In Priorat, the core vineyards are located around the village of Gratallops, situated between 300 and 700 meters above sea level. The soils are composed almost entirely of llicorella, a thin, fractured slate interlaced with quartz. Vines here, many of them 70–100 years old, send roots deep into the rock in search of water. Yields are notoriously low—sometimes as little as 10 hectoliters per hectare—but the concentration and complexity of the fruit are unmatched. The climate is Mediterranean but tempered by altitude, with hot, dry days and dramatic temperature swings at night that preserve acidity.
In Bierzo, the focus is on ancient bush-trained Mencia vines, many of them over a century old. The vineyards are located in the Corullon zone, perched on steep, terraced hillsides between 450 and 900 meters above sea level. The soils are varied—schist, quartz, clay, and decomposed granite—and the Atlantic influence brings cooler temperatures and higher rainfall than Priorat. This creates wines that are finer, more aromatic, and ethereal—often likened to Burgundy in their finesse.
In Rioja, the Palacios Remondo estate sits at 550 meters in Alfaro, with predominantly calcareous clay and ferrous clay soils. While Garnacha had long been marginalized in Rioja’s industrial Tempranillo wave, Alvaro believes that it is this grape, especially at higher altitudes, that best conveys the region’s brightness and minerality.

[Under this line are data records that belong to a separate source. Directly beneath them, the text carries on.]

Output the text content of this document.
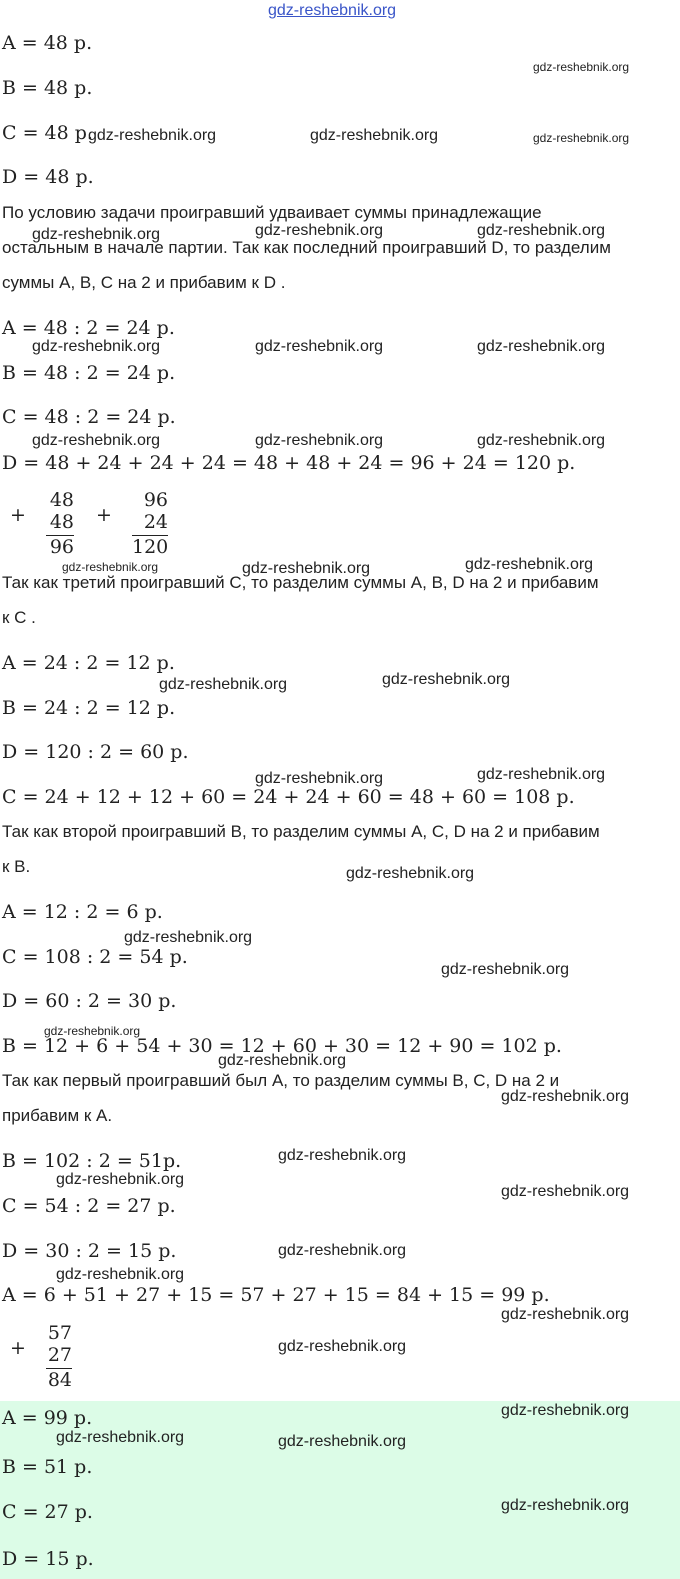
gdz-reshebnik.org
A = 48 р.
B = 48 р.
C = 48 р.
D = 48 р.
По условию задачи проигравший удваивает суммы принадлежащие
остальным в начале партии. Так как последний проигравший D, то разделим
суммы A, B, C на 2 и прибавим к D .
A = 48 : 2 = 24 р.
B = 48 : 2 = 24 р.
C = 48 : 2 = 24 р.
D = 48 + 24 + 24 + 24 = 48 + 48 + 24 = 96 + 24 = 120 р.
+
48
48
96
+
96
24
120
Так как третий проигравший C, то разделим суммы A, B, D на 2 и прибавим
к C .
A = 24 : 2 = 12 р.
B = 24 : 2 = 12 р.
D = 120 : 2 = 60 р.
C = 24 + 12 + 12 + 60 = 24 + 24 + 60 = 48 + 60 = 108 р.
Так как второй проигравший B, то разделим суммы A, C, D на 2 и прибавим
к B.
A = 12 : 2 = 6 р.
C = 108 : 2 = 54 р.
D = 60 : 2 = 30 р.
B = 12 + 6 + 54 + 30 = 12 + 60 + 30 = 12 + 90 = 102 р.
Так как первый проигравший был A, то разделим суммы B, C, D на 2 и
прибавим к A.
B = 102 : 2 = 51р.
C = 54 : 2 = 27 р.
D = 30 : 2 = 15 р.
A = 6 + 51 + 27 + 15 = 57 + 27 + 15 = 84 + 15 = 99 р.
+
57
27
84
A = 99 р.
B = 51 р.
C = 27 р.
D = 15 р.
gdz-reshebnik.org
gdz-reshebnik.org	gdz-reshebnik.org	gdz-reshebnik.org
gdz-reshebnik.org	gdz-reshebnik.org	gdz-reshebnik.org
gdz-reshebnik.org	gdz-reshebnik.org	gdz-reshebnik.org
gdz-reshebnik.org	gdz-reshebnik.org	gdz-reshebnik.org
gdz-reshebnik.org	gdz-reshebnik.org	gdz-reshebnik.org
gdz-reshebnik.org	gdz-reshebnik.org
gdz-reshebnik.org	gdz-reshebnik.org
gdz-reshebnik.org
gdz-reshebnik.org
gdz-reshebnik.org
gdz-reshebnik.org
gdz-reshebnik.org
gdz-reshebnik.org
gdz-reshebnik.org
gdz-reshebnik.org
gdz-reshebnik.org
gdz-reshebnik.org
gdz-reshebnik.org
gdz-reshebnik.org
gdz-reshebnik.org
gdz-reshebnik.org
gdz-reshebnik.org	gdz-reshebnik.org
gdz-reshebnik.org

All farming here is now certified biodynamic, with horses replacing tractors, compost replacing chemicals, and moon cycles guiding viticultural decisions.
The Wine Portfolio: Iconic Bottlings and Signature Styles
Palacios’ wines form a coherent but diverse trilogy—each tied to a region, each bearing its voice.
In Priorat, the undisputed flagship is L’Ermita, a minuscule 1.4 ha plot planted in 1939, mostly with Garnacha, along with some old-vine Carinena and white grapes like Garnacha Blanca. It’s harvested by hand, fermented in open oak vats, and aged in French oak foudres. With fewer than 2,000 bottles made in most vintages, it is as rare as it is revered.
Also from Priorat, Finca Dofi comes from a single vineyard planted in 1990. Though younger, the wine combines Garnacha’s red fruit and florals with Priorat’s signature minerality and structure. More accessible is Les Terrasses, a regional blend from multiple old-vine sites. With its combination of slate-driven tension and ripe fruit, it’s a perfect entry into the world of Priorat.
In Bierzo, La Faraona is the crown jewel, sourced from a mere 0.55-hectare plot at nearly 900 meters elevation. It’s a haunting, floral, near-weightless expression of Mencia. Corullon, a blend of several small parcels, offers a richer, more structured take, while Petalos, made from over 100 parcels of Mencía across the region, is widely considered one of Spain’s best-value fine wines.
In Rioja, La Montesa is a bright, red-fruited Garnacha with fresh acidity and floral lift, aged partly in large oak foudres. Propiedad, made from a single, high-altitude vineyard, is more structured and serious, with aging potential and a nod to pre-industrial Rioja.